Paris (dpa) - Das Geheimnis der Wasservorkommen in der oberen Atmosphäre des Planeten Saturn ist nach 14 Jahren Rätselraten gelüftet.

Jüngste Aufnahmen des europäischen Weltraumteleskops «Herschel» zeigen, dass der Wasserdampf von einer Reihe von Fontänen in der südlichen Polarregion des Saturn-Mondes Enceladus stammt. Dieser stoße jede Sekunde rund 250 Kilogramm aus. Er sei damit der einzig bekannte Mond im Sonnensystem, der die chemische Zusammensetzung seines Mutterplaneten beeinflusse, teilte die Europäische Weltraumorganisation Esa am Dienstag in Paris mit. Der Wasserdampf bilde einen Donut-förmigen Ring um den Saturn.

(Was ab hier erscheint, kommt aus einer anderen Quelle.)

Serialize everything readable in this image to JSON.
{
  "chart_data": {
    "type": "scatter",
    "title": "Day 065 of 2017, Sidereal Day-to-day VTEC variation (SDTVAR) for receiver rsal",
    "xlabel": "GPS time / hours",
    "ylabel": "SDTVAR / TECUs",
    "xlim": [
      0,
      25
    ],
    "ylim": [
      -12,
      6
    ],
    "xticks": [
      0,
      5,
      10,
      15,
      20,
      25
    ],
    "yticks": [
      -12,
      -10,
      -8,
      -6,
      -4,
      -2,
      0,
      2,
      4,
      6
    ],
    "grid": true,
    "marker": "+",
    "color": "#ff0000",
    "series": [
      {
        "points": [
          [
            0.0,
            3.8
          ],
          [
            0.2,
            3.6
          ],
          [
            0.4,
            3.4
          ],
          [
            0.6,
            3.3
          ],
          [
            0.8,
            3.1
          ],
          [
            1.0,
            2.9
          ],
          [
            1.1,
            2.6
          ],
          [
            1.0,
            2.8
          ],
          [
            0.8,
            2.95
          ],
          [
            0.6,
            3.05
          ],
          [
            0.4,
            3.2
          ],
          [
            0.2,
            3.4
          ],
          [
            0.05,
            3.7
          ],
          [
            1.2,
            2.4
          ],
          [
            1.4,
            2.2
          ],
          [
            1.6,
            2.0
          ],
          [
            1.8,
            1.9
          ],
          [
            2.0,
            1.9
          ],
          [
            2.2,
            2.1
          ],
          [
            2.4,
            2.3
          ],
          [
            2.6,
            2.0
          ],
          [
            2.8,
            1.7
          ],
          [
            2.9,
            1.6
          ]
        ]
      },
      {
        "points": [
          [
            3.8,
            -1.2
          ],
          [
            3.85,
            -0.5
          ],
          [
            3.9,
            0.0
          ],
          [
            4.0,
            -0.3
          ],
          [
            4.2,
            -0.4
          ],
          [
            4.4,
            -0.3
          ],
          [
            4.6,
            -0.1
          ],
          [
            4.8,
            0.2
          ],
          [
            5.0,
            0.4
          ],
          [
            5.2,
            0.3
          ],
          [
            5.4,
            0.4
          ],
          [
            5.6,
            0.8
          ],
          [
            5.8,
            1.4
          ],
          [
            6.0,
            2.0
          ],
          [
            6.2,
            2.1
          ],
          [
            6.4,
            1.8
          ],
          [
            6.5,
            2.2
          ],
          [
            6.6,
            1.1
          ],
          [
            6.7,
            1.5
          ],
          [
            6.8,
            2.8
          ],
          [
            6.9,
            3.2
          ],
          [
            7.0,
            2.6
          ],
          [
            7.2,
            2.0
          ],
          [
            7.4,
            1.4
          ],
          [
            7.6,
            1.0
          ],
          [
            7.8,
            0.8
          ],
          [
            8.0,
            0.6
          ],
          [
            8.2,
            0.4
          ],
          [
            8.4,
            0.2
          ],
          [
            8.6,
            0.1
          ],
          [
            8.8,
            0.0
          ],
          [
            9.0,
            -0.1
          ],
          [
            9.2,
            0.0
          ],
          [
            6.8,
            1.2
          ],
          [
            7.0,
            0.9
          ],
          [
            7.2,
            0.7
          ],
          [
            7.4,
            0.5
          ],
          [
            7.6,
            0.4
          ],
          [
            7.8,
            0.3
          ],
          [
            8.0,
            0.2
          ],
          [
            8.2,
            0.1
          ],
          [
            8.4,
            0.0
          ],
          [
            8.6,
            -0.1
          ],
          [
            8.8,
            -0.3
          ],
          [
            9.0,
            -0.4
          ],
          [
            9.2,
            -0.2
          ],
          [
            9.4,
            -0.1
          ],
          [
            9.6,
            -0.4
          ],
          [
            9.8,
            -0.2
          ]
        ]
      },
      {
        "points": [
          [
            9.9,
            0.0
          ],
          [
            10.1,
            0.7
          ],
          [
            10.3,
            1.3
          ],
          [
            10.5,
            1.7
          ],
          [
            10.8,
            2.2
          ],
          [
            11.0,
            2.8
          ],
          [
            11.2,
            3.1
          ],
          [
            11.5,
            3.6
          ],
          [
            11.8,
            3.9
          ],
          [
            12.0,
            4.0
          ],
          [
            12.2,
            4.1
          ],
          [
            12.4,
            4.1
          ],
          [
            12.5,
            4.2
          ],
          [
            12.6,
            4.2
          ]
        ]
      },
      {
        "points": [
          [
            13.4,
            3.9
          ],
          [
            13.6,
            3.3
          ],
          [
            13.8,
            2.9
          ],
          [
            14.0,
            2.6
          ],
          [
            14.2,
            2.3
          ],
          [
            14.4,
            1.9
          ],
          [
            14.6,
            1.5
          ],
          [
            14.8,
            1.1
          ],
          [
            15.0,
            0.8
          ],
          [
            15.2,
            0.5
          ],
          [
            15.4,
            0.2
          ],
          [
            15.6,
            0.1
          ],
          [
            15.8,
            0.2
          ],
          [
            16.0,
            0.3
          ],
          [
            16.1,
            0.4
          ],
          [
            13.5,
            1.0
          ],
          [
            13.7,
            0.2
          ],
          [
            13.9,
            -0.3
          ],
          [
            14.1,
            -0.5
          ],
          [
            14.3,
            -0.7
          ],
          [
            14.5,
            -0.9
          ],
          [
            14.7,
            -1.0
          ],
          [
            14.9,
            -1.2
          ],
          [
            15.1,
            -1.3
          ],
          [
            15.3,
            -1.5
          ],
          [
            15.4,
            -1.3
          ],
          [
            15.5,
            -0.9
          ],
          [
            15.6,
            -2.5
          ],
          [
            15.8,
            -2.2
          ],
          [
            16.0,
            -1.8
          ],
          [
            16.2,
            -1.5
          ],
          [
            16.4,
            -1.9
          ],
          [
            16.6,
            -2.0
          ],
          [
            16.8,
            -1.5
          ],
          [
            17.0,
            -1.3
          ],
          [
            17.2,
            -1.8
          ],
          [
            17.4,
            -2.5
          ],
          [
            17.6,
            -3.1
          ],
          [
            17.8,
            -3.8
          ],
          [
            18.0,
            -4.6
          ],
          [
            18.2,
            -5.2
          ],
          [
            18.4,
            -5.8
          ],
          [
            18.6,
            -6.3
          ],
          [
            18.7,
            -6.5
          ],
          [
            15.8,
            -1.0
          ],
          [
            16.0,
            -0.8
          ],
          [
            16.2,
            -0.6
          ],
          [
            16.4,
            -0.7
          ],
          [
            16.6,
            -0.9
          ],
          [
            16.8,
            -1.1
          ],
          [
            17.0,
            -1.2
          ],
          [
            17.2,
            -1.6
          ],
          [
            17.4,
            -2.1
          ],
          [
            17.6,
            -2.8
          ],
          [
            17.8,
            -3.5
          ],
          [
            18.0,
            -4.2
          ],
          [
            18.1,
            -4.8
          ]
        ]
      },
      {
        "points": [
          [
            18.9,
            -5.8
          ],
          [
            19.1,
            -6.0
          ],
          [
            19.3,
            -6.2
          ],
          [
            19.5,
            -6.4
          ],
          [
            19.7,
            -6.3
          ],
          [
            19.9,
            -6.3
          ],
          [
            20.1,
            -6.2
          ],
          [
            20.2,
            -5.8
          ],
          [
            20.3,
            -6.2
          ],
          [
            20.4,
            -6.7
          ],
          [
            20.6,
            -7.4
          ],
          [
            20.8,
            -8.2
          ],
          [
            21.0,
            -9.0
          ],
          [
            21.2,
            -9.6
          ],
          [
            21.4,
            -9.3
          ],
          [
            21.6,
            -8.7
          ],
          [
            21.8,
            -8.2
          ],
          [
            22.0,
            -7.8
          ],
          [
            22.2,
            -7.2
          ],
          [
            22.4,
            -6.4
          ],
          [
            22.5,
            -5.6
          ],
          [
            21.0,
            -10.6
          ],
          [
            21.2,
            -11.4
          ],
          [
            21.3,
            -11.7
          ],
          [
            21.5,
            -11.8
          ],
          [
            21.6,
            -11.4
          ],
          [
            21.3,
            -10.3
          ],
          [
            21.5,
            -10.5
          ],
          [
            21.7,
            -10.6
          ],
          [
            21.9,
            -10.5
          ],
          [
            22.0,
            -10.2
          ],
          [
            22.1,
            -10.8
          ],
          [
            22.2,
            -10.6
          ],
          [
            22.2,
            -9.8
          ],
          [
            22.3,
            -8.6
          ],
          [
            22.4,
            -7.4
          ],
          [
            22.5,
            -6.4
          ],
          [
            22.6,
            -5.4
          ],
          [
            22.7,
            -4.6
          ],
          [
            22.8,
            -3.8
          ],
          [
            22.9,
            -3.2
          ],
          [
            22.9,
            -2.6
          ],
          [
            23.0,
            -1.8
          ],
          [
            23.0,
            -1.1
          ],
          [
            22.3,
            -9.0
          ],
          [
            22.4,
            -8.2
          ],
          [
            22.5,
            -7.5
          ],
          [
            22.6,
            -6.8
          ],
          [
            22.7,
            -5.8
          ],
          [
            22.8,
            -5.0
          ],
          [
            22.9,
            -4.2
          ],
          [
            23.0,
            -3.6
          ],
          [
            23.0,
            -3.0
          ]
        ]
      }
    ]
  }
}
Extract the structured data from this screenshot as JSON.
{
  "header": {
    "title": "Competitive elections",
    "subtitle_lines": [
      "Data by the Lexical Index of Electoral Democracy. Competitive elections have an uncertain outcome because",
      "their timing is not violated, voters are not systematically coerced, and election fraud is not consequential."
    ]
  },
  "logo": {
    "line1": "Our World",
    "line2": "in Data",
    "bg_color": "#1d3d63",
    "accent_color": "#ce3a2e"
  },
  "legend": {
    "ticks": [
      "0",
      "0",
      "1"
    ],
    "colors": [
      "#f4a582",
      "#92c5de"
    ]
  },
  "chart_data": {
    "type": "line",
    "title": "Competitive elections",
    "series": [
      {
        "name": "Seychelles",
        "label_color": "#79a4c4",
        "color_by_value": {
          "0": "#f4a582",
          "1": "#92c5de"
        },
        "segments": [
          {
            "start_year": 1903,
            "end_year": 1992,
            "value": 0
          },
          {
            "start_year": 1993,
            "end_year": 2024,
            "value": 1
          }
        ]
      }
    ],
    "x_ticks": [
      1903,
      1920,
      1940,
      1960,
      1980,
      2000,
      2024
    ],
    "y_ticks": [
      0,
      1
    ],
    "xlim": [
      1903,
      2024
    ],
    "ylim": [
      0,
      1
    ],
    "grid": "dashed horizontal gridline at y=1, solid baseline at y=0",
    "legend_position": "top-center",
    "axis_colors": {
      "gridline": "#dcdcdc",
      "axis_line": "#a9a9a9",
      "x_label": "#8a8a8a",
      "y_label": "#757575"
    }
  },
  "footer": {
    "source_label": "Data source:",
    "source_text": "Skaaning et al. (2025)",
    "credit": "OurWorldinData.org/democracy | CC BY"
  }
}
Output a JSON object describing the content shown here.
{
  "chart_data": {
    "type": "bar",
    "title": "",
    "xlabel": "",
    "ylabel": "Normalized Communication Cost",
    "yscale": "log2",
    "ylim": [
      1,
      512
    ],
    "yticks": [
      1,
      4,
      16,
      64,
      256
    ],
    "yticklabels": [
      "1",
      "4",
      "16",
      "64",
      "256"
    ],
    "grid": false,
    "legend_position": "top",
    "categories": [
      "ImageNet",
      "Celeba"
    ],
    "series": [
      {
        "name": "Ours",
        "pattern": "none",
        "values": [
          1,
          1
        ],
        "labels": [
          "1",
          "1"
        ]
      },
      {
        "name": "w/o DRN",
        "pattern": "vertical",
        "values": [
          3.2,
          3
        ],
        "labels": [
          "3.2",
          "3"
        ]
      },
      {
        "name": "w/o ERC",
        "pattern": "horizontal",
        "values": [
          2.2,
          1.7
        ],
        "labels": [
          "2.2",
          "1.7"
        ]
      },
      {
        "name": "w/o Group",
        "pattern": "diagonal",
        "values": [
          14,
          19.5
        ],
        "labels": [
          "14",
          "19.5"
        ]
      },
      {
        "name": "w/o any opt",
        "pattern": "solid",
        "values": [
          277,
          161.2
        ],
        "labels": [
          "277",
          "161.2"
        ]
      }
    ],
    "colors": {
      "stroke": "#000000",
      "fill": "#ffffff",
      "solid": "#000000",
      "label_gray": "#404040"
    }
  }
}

Jüngsten Berechnungen zufolge gelangen drei bis fünf Prozent der von Enceladus abgestoßenen Wassermenge in die Saturn-Atmosphäre. «Es gibt nichts Vergleichbares auf der Erde», kommentierte Paul Hartogh vom Max-Planck-Institut für Sonnensystemforschung (Katlenburg-Lindau) nach Angaben der Esa. Nach Auskunft der Forscher konnte der Wasserdampf bislang nicht entdeckt werden, weil er für das menschliche Auge unsichtbar ist. Erst «Herschels» empfindliche Infrarotdetektoren spürten ihn auf.

«Herschel» gilt als das größte jemals ins All geschickte Teleskop. Das nach dem Astronomen Friedrich Wilhelm Herschel (1738-1822) benannte High-Tech-Instrument wurde 2009 gestartet und wird im Idealfall bis weit ins Jahr 2013 hinein Daten sammeln.